A comment by Robert Scheer published December 15 on the Nation magazine’s web site dealing with the National Defense Authorization Act (NDAA) demonstrates that the left-liberal layers for whom the magazine speaks are neither willing nor able to carry out a principled defense of democratic rights.

The NDAA was passed by both houses of the US legislature earlier this month and now awaits only President Obama’s signature before it becomes the law of the land. The NDAA has immense historic significance. It effectively abolishes the Bill of Rights and 220 years of precedent, expressly giving the US military the power to abduct and imprison any person anywhere in the world—US citizen or otherwise—on suspicion of a terror-related crime, without charge, jury, evidence, or trial.

Obama initially threatened to veto the NDAA on the grounds that an earlier draft of the bill would “micromanage” and “disrupt” the president’s exercise of his wartime powers. The administration subsequently dropped its opposition when provisions that could be read to restrict the president’s authority were taken out.

Scheer begins his article, entitled “There Goes the Republic,” by expressing shock that Obama, whom the Nation supported enthusiastically in the 2008 election and whom it continues to support, would sign such a law. “We had every right to expect President Obama to stick to his word and veto this bill,” Scheer declares, denouncing the Obama administration’s promise to sign the bill as a “craven collapse.”

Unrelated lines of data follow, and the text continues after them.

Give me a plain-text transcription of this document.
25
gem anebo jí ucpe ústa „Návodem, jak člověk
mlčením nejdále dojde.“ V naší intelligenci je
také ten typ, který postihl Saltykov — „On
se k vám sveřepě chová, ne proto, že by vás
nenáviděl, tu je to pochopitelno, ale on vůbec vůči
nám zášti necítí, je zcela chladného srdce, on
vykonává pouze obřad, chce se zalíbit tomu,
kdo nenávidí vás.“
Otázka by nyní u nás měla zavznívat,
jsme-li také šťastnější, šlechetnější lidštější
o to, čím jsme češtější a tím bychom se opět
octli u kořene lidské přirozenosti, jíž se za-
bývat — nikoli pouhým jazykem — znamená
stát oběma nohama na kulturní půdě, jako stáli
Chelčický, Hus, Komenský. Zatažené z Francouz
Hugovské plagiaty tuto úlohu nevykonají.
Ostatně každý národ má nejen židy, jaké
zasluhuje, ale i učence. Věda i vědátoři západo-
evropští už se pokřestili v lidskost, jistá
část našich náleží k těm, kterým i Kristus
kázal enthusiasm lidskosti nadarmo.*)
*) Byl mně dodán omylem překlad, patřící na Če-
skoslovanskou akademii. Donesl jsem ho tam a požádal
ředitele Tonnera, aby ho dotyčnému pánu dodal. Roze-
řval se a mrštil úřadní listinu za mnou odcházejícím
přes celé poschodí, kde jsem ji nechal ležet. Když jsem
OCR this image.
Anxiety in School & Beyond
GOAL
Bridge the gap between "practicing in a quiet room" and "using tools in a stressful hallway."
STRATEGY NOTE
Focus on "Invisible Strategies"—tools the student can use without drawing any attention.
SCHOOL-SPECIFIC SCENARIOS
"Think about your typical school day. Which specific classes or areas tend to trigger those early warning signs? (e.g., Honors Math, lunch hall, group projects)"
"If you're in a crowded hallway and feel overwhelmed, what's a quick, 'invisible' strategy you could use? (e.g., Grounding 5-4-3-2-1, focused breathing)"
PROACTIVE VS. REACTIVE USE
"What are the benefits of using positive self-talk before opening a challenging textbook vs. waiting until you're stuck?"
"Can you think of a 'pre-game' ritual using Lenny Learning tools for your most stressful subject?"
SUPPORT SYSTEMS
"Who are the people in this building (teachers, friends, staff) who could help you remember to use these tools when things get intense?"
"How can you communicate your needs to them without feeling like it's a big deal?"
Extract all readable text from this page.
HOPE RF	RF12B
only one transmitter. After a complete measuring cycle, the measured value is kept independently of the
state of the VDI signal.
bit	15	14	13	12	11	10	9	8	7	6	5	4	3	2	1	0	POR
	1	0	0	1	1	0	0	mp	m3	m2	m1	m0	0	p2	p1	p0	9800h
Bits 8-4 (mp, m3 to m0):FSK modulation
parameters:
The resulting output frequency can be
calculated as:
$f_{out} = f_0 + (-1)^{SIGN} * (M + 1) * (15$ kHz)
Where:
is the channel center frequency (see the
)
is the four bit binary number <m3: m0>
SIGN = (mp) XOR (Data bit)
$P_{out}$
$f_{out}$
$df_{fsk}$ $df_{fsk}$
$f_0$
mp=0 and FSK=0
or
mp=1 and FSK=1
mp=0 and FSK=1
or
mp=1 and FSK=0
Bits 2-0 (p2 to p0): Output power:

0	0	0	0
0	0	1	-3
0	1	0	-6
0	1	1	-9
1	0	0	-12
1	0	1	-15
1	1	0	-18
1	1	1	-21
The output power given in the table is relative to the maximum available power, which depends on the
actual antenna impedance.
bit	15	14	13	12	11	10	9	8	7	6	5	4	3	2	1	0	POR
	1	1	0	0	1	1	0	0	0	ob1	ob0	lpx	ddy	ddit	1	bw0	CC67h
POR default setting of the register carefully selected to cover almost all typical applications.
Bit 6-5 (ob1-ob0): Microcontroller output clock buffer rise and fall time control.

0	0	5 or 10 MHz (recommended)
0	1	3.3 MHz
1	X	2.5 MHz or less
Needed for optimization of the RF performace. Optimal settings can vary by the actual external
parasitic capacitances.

In fact, the administration’s announcement that it will sign the NDAA is entirely consistent with everything else it has done in the field of democratic rights. Moreover, Scheer’s presentation of the Obama administration’s position on the NDAA itself is misleading. Obama did not threaten to veto the bill on the grounds that it would violate centuries of democratic precedent. On the contrary, one of his objections to an early draft was that it excluded US citizens from indefinite military detention.

Scheer writes that the “point” is what the implications of the NDAA would be if “a Dick Cheney or Newt Gingrich should attain the highest office.” This suggests that there is a significant difference between the attitude of Obama and the Democrats to constitutional protections and basic democratic principles such as habeas corpus and that of the Republicans. The record plainly speaks otherwise.

The Obama administration, with broad support among congressional Democrats, has continued and strengthened the police state framework erected under Bush. Obama has refused to prosecute Bush officials who sanctioned torture, reneged on his campaign pledge to close Guantanamo, expanded the use of “state secrets” to suppress legal suits by victims of torture and domestic spying, continued the practice of “extraordinary rendition,” and officially sanctioned and carried out the assassination of US citizens, beginning with the murder of Anwar al-Awlaki earlier this year. His administration has tacitly backed the brutal crackdown on Occupy Wall Street protesters, carried out largely by Democratic mayors.

Scheer’s attempt to present the threat to democratic rights represented by the NDAA as a question of the actions of a future Republican administration makes clear that, for him, a frontal assault on the Bill of Rights is not a splitting matter when it comes to backing Obama and the Democrats. His anger is empty and impotent. Along with the Nation editorial board, he will support Obama’s reelection bid and promote Democratic candidates as the “lesser evil.”

Scheer goes on to criticize the NDAA from a right-wing standpoint. On the anti-democratic implications of the act he has little concrete to say, noting only in passing that it is “a disaster in the making for civil liberty.” He devotes most of his piece to arguing that the act will constitute “a blow to effective anti-terrorist police work.”

“Recall,” Scheer writes, “that it was the FBI that was the most effective in interrogating al-Qaida suspects before the military let loose the torturers.” He quotes approvingly from a New York Times editorial that argued the bill “would take the most experienced and successful anti-terrorism agencies—the FBI and federal prosecutors—out of the business of interrogating, charging and trying most terrorism cases, and turn the job over to the military.”

Scheer declares, “Not only has FBI Director Robert Mueller III opposed this shift in the law, but so has Defense Secretary Leon Panetta, who previously ran the CIA.” Here Scheer cites as authorities two individuals who are themselves implicated up to their necks in torture, domestic spying and all of the police state structures established in the name of the “war on terror,” as well as in international war crimes.

As with most of the left-liberal milieu, Scheer wants somehow to square the defense of civil liberties with support for Washington’s “war on terror.” But support for this phony “war” signifies support for American imperialism’s global aims and interests, and all of the blood, plunder and criminality which that entails.

Scheer’s article is a reminder that it is impossible to defend democratic rights without a principled opposition to imperialism. Militarism and imperialist war abroad are always inseparably linked to attacks on democratic rights and the drive toward authoritarian methods of rule at home. As Lenin famously wrote, imperialism is “reaction all down the line.”

Washington’s ever more violent turn to aggressive war and its escalating assault on democratic rights are, moreover, linked to the staggering growth of social inequality. War, inequality and repression have grown in proportion to the decline in the world position of American capitalism over recent decades, and have been made all the more virulent by the eruption of global capitalist crisis and the turn by the ruling class to a policy of brutal austerity against the working class.

The affluent upper-middle class layers represented by the Nation are indifferent to the plight of working people and hostile to an independent movement of the working class. They are discomfited by the overt turn to police-state methods, but defend the system that has served them well financially even as it has fueled the growth of militarism and dictatorship.

In the end, Scheer is reduced to opposing the most egregious attacks on democratic rights by implicitly supporting those that have preceded them. He offers advice to the ruling class, arguing from the standpoint of what is best and most expedient for US imperialism.

The World Socialist Web Site wrote at the time that the theft of the 2000 election was a watershed event, signifying the absence of a significant constituency for the defense of democratic rights within the American ruling class. The reaction of the Nation to the NDAA demonstrates that the same can be said of the left-liberal milieu.